Era uma atuação basicamente técnica. Aplicava penalidades a empresas, orientava gestores de contratos. Servia como uma espécie de filtro, para que nem tudo precisasse chegar à diretoria-geral.Além disso, substituía o diretor-geral na ausência dele.

- Na análise dos contratos, não detectou irregularidade?

Eu não fazia a supervisão de contratos. Entrava nas questões quando os gestores desses contratos me traziam problemas e era preciso impor alguma sanção, aplicação de multas. O que detectei eram contratos que tinham crises, execução problemática, empresas [de mão-de-obra terceirizada] que às vezes não pagavam aos servidores. Mas eu não tinha como detectar irregularidades. Nunca participei da formação dos contratos, da celebração deles e das tratativas com as empresas.  

- Por que assinou atos secretos?

Esses atos eram mandados para mim porque a competência do diretor-geral-adjunto é a de substituir o diretor-geral. Isso ocorria mesmo em circusntâncias em que o Agaciel não estava de férias. Ou estava fora da Casa ou estava viajando.

- Como se dava a tramitação?

Esses atos tramitavam junto com os processos respectivos, com os pedidos dos gabinetes dos senadores ou das lideranças dos partidos. São basicamente nomeações de comissionados. Nunca nomeei servidor efetivo.

- Comissionados são os funcionários de confiança dos senadores?

Exatamente, da estrutura dos gabinetes. Vinham devidamente instruídos, com os pedidos dos senadores. Eu assinava. Muitas vezes até colocava a letra pê e uma barra sobre o nome [p/] do doutorAgaciel.

- O que queria dizer esse ‘p/’?

Muitas vezes era uma substituição tão transitória que eu nem sequer colocava o meu nome. Ia com o ‘p/’, que significa que estava assinando no lugar de Agaciel, como se fosse ele.
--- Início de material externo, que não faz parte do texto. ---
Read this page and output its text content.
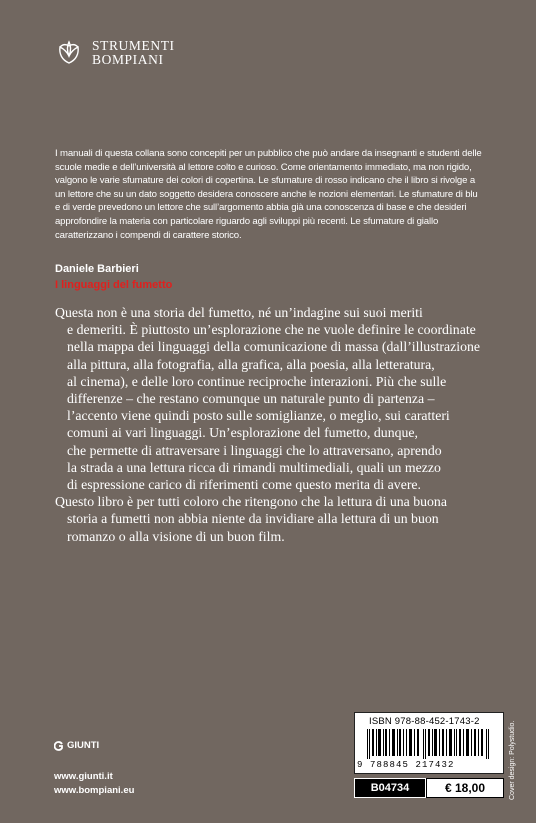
STRUMENTI
BOMPIANI
I manuali di questa collana sono concepiti per un pubblico che può andare da insegnanti e studenti delle scuole medie e dell’università al lettore colto e curioso. Come orientamento immediato, ma non rigido, valgono le varie sfumature dei colori di copertina. Le sfumature di rosso indicano che il libro si rivolge a un lettore che su un dato soggetto desidera conoscere anche le nozioni elementari. Le sfumature di blu e di verde prevedono un lettore che sull’argomento abbia già una conoscenza di base e che desideri approfondire la materia con particolare riguardo agli sviluppi più recenti. Le sfumature di giallo caratterizzano i compendi di carattere storico.
Daniele Barbieri
I linguaggi del fumetto

Questa non è una storia del fumetto, né un’indagine sui suoi meriti

e demeriti. È piuttosto un’esplorazione che ne vuole definire le coordinate

nella mappa dei linguaggi della comunicazione di massa (dall’illustrazione

alla pittura, alla fotografia, alla grafica, alla poesia, alla letteratura,

al cinema), e delle loro continue reciproche interazioni. Più che sulle

differenze – che restano comunque un naturale punto di partenza –

l’accento viene quindi posto sulle somiglianze, o meglio, sui caratteri

comuni ai vari linguaggi. Un’esplorazione del fumetto, dunque,

che permette di attraversare i linguaggi che lo attraversano, aprendo

la strada a una lettura ricca di rimandi multimediali, quali un mezzo

di espressione carico di riferimenti come questo merita di avere.

Questo libro è per tutti coloro che ritengono che la lettura di una buona

storia a fumetti non abbia niente da invidiare alla lettura di un buon

romanzo o alla visione di un buon film.

GIUNTI
www.giunti.it
www.bompiani.eu
ISBN 978-88-452-1743-2
9 788845 217432
B04734	€ 18,00	Cover design: Polystudio.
É algo que se usa na administração.

- Depois de assinado, o que acontecia com o ato?

Retornava para a diretoria-geral e se dava o andamento.
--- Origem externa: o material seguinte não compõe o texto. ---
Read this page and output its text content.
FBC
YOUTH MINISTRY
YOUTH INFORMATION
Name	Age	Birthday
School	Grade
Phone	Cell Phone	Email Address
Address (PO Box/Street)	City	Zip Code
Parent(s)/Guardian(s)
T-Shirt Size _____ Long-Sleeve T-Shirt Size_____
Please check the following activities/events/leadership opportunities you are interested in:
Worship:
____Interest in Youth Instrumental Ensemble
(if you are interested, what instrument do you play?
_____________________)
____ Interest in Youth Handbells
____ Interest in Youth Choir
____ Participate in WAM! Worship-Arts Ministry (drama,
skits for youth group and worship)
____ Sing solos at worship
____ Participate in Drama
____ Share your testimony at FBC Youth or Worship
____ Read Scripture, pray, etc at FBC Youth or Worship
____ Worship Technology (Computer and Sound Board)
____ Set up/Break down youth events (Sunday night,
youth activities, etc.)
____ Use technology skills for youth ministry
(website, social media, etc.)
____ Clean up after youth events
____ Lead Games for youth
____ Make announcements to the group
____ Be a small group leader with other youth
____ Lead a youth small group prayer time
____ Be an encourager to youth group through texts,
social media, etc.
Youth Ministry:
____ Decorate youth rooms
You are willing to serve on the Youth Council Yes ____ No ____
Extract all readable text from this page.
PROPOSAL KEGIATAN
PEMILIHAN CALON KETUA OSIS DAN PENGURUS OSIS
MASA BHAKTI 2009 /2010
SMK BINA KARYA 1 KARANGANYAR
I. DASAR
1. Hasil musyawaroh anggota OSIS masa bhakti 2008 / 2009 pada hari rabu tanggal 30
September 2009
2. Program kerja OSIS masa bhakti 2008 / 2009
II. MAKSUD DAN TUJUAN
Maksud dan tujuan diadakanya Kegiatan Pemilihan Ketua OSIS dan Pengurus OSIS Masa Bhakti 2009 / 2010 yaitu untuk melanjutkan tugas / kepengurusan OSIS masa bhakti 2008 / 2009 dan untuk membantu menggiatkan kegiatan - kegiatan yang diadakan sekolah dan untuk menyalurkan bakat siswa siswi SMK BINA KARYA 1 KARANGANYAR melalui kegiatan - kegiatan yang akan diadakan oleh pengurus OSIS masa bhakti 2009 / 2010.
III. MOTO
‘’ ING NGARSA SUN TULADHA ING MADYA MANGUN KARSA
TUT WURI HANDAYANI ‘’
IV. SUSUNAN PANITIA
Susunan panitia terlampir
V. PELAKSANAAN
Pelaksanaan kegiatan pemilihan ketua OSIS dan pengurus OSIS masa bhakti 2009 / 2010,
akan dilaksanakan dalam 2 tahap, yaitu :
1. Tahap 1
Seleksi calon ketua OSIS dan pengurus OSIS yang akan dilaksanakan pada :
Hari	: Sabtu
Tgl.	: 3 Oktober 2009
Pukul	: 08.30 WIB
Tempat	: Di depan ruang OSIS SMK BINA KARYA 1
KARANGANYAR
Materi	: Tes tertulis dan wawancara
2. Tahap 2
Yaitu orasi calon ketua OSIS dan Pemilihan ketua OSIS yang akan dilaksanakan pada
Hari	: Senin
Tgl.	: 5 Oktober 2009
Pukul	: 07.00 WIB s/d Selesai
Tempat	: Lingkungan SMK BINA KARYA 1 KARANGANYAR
- Participou da decisão de não publicar?

Nunca participei ou tive qualquer influência na decisão de publicação ou não desses atos. Jamais partiu de mim nenhum pedido para que não fosse publicado.

- Tem como provar?

Posso comprovar a qualquer instante. Nunca fui ao gabinete do [João Carlos] Zoghbi [ex-diretor de Recursos Humanos]. Não conheço o Franklin [Albuquerque Paes Landim, chefe do serviço de publicação do boletim de pessoal do Senado]. Nunca conversei com ele nem por telefone. Nunca participei dessa rotina de publicação. Há atos que são de épocas em que eu nem no Senado estava.
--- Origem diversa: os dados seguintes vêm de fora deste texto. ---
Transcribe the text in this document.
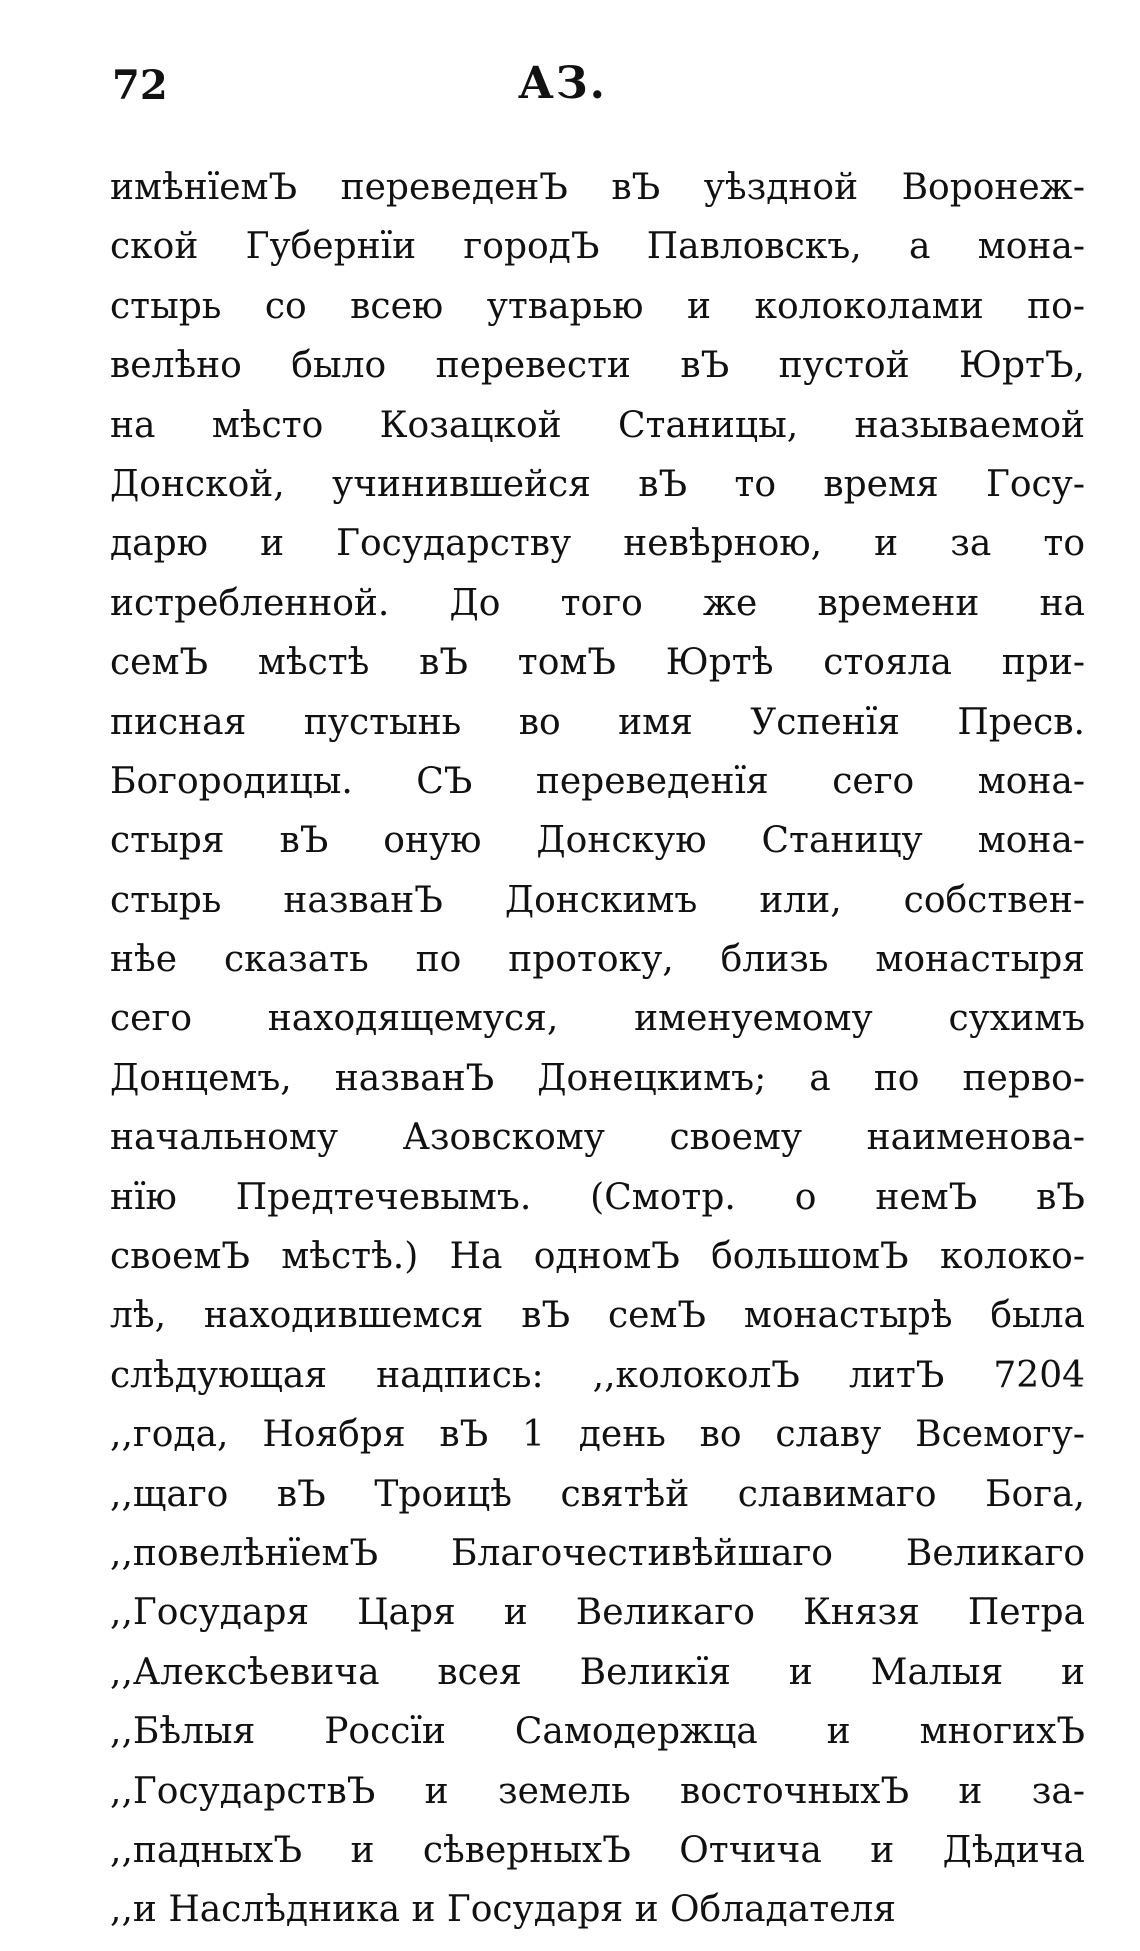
72	АЗ.
имѣнїемЪ переведенЪ вЪ уѣздной Воронеж-
ской Губернїи городЪ Павловскъ, а мона-
стырь со всею утварью и колоколами по-
велѣно было перевести вЪ пустой ЮртЪ,
на мѣсто Козацкой Станицы, называемой
Донской, учинившейся вЪ то время Госу-
дарю и Государству невѣрною, и за то
истребленной. До того же времени на
семЪ мѣстѣ вЪ томЪ Юртѣ стояла при-
писная пустынь во имя Успенїя Пресв.
Богородицы. СЪ переведенїя сего мона-
стыря вЪ оную Донскую Станицу мона-
стырь названЪ Донскимъ или, собствен-
нѣе сказать по протоку, близь монастыря
сего находящемуся, именуемому сухимъ
Донцемъ, названЪ Донецкимъ; а по перво-
начальному Азовскому своему наименова-
нїю Предтечевымъ. (Смотр. о немЪ вЪ
своемЪ мѣстѣ.) На одномЪ большомЪ колоко-
лѣ, находившемся вЪ семЪ монастырѣ была
слѣдующая надпись: ,,колоколЪ литЪ 7204
,,года, Ноября вЪ 1 день во славу Всемогу-
,,щаго вЪ Троицѣ святѣй славимаго Бога,
,,повелѣнїемЪ Благочестивѣйшаго Великаго
,,Государя Царя и Великаго Князя Петра
,,Алексѣевича всея Великїя и Малыя и
,,Бѣлыя Россїи Самодержца и многихЪ
,,ГосударствЪ и земель восточныхЪ и за-
,,падныхЪ и сѣверныхЪ Отчича и Дѣдича
,,и Наслѣдника и Государя и Обладателя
- Mas sua entrada no Senado não ocorreu em 1995?

Fiz o concurso em 1995. Mas só fui nomeado no segundo semestre de 1996. E só virei diretor-geral-adjunto no final de 2004 ou início de 2005. Não há ato assinado por mim antes disso.

- Tinha conhecimento da prática de não publicar determinados atos?

Não tinha conhecimento. Nunca me foi dito. Se eu tivesse ciência disso, teria adotado uma postura pró-ativa. Ia pedir para não me mandar mais ato nenhum ou me tirar da função. Não assinaria mais nada.

- O princípio constitucional da publicidade foi ferido, não?

Sim, claramente. Mas reafirmo que nunca tive ciência. Cumpria uma rotina que era administrativa. Eram atos que vinham acompanhados dos pedidos das autoridades competentes.

- Acha que os senadores têm responsabilidade?

Não digo que eles tenham responsabilidade porque, na vardade, o que eles faziam era correto. Pediam a nomeação de assessores.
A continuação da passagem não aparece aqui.